When these ejections are aimed at Earth, they can cause geomagnetic storms, or major disturbances of the planet's magnetic field, that can affect satellites as well as power and communication infrastructure on Earth.
Now, the time has come for Parker's closest and final flybys, which could complete the answers to these enduring questions and uncover new mysteries by exploring uncharted solar territory.
"Parker Solar Probe is changing the field of heliophysics," said Helene Winters, Parker Solar Probe's project manager from Johns Hopkins University's Applied Physics Laboratory, in a statement. "After years of braving the heat and dust of the inner solar system, taking blasts of solar energy and radiation that no spacecraft has ever seen, Parker Solar Probe continues to thrive."
A blisteringly close flyby of a fiery star
Parker's flyby at around 6:53 a.m. ET on Christmas Eve was planned as the first of the spacecraft's final three closest approaches, with the other two expected to occur on March 22 and June 19.
The spacecraft came so close to our star that if the distance between Earth and the sun were the length of an American football field, the spacecraft would be about 4 yards from the end zone, according to NASA.
At this proximity, the probe would be able to fly through plumes of plasma as well as within a solar eruption if one releases from the sun.
The spacecraft was built to withstand the extremes of the sun and has flown through coronal mass ejections in the past with no impact to the vehicle, said Parker Solar Probe project scientist Nour Rawafi.
The spacecraft is equipped with a carbon foam shield that is 4.5 inches thick and 8 feet wide.
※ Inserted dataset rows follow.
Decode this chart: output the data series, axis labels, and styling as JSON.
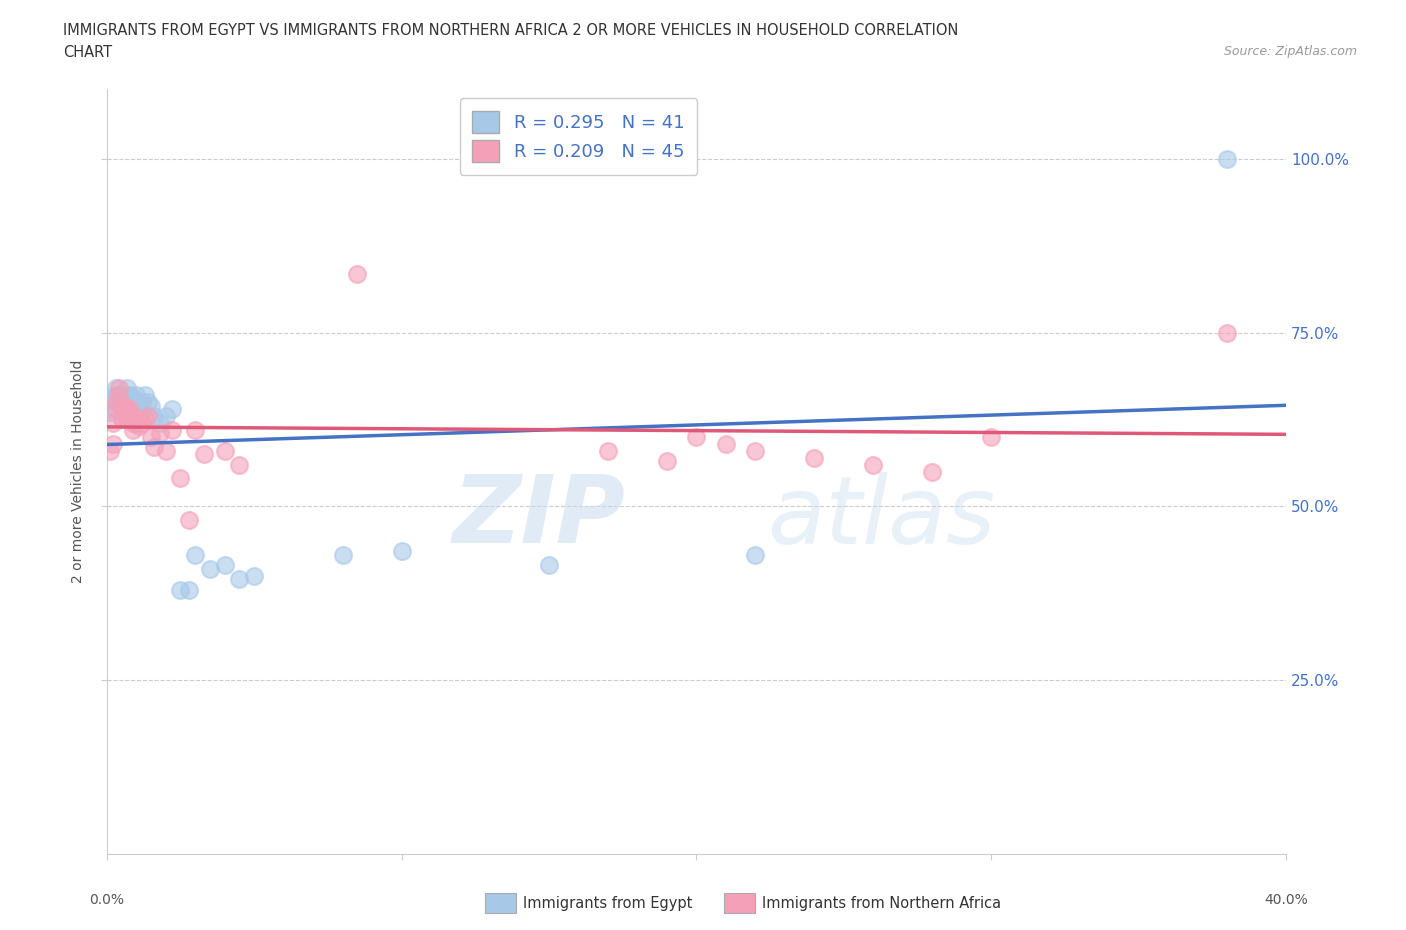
{
  "title_line1": "IMMIGRANTS FROM EGYPT VS IMMIGRANTS FROM NORTHERN AFRICA 2 OR MORE VEHICLES IN HOUSEHOLD CORRELATION",
  "title_line2": "CHART",
  "source_text": "Source: ZipAtlas.com",
  "ylabel": "2 or more Vehicles in Household",
  "xlim": [
    0.0,
    0.4
  ],
  "ylim": [
    0.0,
    1.1
  ],
  "xtick_values": [
    0.0,
    0.1,
    0.2,
    0.3,
    0.4
  ],
  "ytick_values": [
    0.25,
    0.5,
    0.75,
    1.0
  ],
  "ytick_labels": [
    "25.0%",
    "50.0%",
    "75.0%",
    "100.0%"
  ],
  "color_egypt": "#A8C8E8",
  "color_north_africa": "#F4A0B8",
  "color_egypt_line": "#4472C4",
  "color_north_africa_line": "#E05878",
  "R_egypt": 0.295,
  "N_egypt": 41,
  "R_north_africa": 0.209,
  "N_north_africa": 45,
  "legend_label_egypt": "Immigrants from Egypt",
  "legend_label_north_africa": "Immigrants from Northern Africa",
  "watermark_zip": "ZIP",
  "watermark_atlas": "atlas",
  "egypt_x": [
    0.001,
    0.002,
    0.002,
    0.003,
    0.003,
    0.004,
    0.004,
    0.005,
    0.005,
    0.005,
    0.006,
    0.006,
    0.007,
    0.007,
    0.008,
    0.008,
    0.009,
    0.009,
    0.01,
    0.01,
    0.011,
    0.012,
    0.013,
    0.014,
    0.015,
    0.016,
    0.018,
    0.02,
    0.022,
    0.025,
    0.028,
    0.03,
    0.035,
    0.04,
    0.045,
    0.05,
    0.08,
    0.1,
    0.15,
    0.22,
    0.38
  ],
  "egypt_y": [
    0.635,
    0.655,
    0.64,
    0.67,
    0.66,
    0.65,
    0.66,
    0.65,
    0.64,
    0.625,
    0.66,
    0.65,
    0.67,
    0.66,
    0.66,
    0.65,
    0.65,
    0.655,
    0.65,
    0.66,
    0.65,
    0.65,
    0.66,
    0.65,
    0.645,
    0.63,
    0.62,
    0.63,
    0.64,
    0.38,
    0.38,
    0.43,
    0.41,
    0.415,
    0.395,
    0.4,
    0.43,
    0.435,
    0.415,
    0.43,
    1.0
  ],
  "north_africa_x": [
    0.001,
    0.002,
    0.002,
    0.003,
    0.003,
    0.004,
    0.004,
    0.005,
    0.005,
    0.006,
    0.006,
    0.007,
    0.007,
    0.008,
    0.008,
    0.009,
    0.009,
    0.01,
    0.011,
    0.011,
    0.012,
    0.013,
    0.014,
    0.015,
    0.016,
    0.018,
    0.02,
    0.022,
    0.025,
    0.028,
    0.03,
    0.033,
    0.04,
    0.045,
    0.085,
    0.17,
    0.19,
    0.2,
    0.21,
    0.22,
    0.24,
    0.26,
    0.28,
    0.3,
    0.38
  ],
  "north_africa_y": [
    0.58,
    0.62,
    0.59,
    0.65,
    0.64,
    0.67,
    0.66,
    0.64,
    0.625,
    0.645,
    0.635,
    0.64,
    0.625,
    0.64,
    0.63,
    0.62,
    0.61,
    0.62,
    0.625,
    0.615,
    0.62,
    0.625,
    0.63,
    0.6,
    0.585,
    0.605,
    0.58,
    0.61,
    0.54,
    0.48,
    0.61,
    0.575,
    0.58,
    0.56,
    0.835,
    0.58,
    0.565,
    0.6,
    0.59,
    0.58,
    0.57,
    0.56,
    0.55,
    0.6,
    0.75
  ],
  "grid_color": "#CCCCCC",
  "title_color": "#333333",
  "source_color": "#999999",
  "ytick_color": "#4472C4",
  "xtick_color": "#555555",
  "ylabel_color": "#555555"
}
On Earth before launch, the shield was tested and able to withstand temperatures near 2,500 degrees Fahrenheit. On Christmas Eve, the shield likely faced temperatures up to 1,800 F, which the telemetry data expected in January will confirm.
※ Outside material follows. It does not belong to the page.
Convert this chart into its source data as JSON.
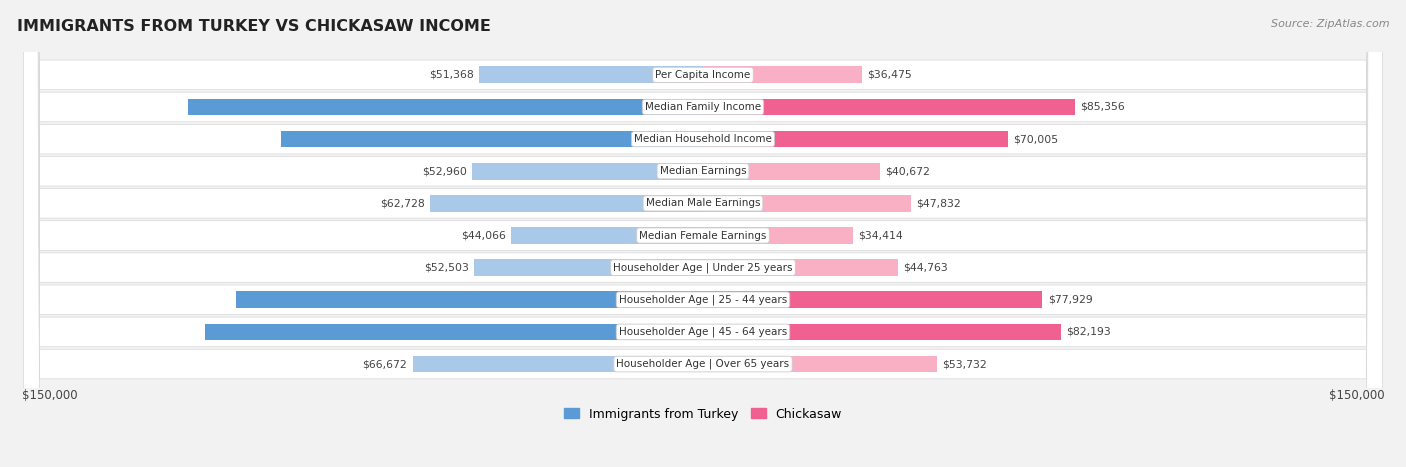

Meanwhile, the spacecraft's interior is at a comfortable room temperature so the electronics systems and science instruments can operate as expected. A unique cooling system designed by the Applied Physics Laboratory pumps water through the craft's solar arrays to keep them at a steady temperature of 320 F (160 C), even during close approaches to the sun.
The spacecraft carried out its flyby autonomously because mission control was out of contact with the probe due to its proximity to the sun.
The immense set of data and images gathered during the flyby won't become available to mission control until Parker has moved away from the sun in its orbit, which will occur about three weeks later in mid-January, Rawafi said.